Vor eineinhalb Jahren stirbt Maddalena Degrassis Verlobter Franjo bei einer Schießerei als Unbeteiligter. Die Commissaria ist untröstlich und dienstunfähig. Erst der aufrüttelnde Besuch der Freundin eines Kollegen lässt sie langsam aus ihrem Kokon der Trauer auftauchen.
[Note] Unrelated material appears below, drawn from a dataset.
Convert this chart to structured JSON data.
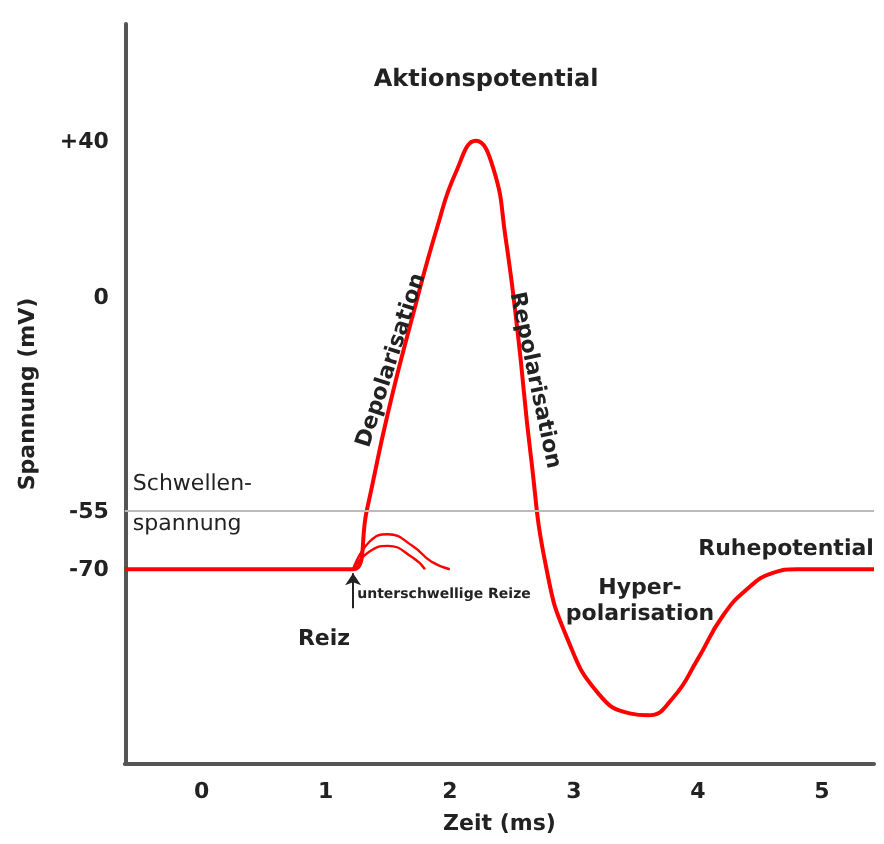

Da kommt dann die Serie von Bränden in Grado gerade recht, denn was zuvor nur Sachschäden verursacht hat, endet nun mit einem toten Österreicher. Comandante Scaramuzza, Degrassis Vorgesetzter und Ehemann ihrer Mutter, holt sie aus der selbst gewählten Einsamkeit zurück, um das Team zu unterstützen.

Meine Meinung:

Dieser 5. Band der Reihe rund um Commissaria Maddalena Degrassi ist weniger ein Krimi als ein Studie über ihre Trauer, ihr Seelenleben nach dem Tod von Franjo. Andrea Nagele, im Brotberuf Psychotherapeutin, kann hier ihr ganzes Wissen und ihre Erfahrung zum Thema Schuldgefühle und Trauerbewältigung ausspielen. Wir Leser können mit Maddalena mitleiden und erfahren, wie man aus diesem tiefen Tal der Trauer wieder herausfinden kann.
Die Charaktere sind wieder komplex angelegt. Über den Comandante Scaramuzza muss ich mich regelmäßig aufregen. Er ist verbal dermaßen übergriffig, dass ich ihn am liebsten von der Terrasse seines Penthouses stoßen möchte. Doch es scheint, als könnte sich Maddalena doch gegen ihn wehren.

Am Ende des Krimis sind ein paar Rezepte angegeben, die ich gerne nachkochen werde.

Fazit:

Mehr Psychogramm als Krimi, daher diesmal nur 4 Sterne.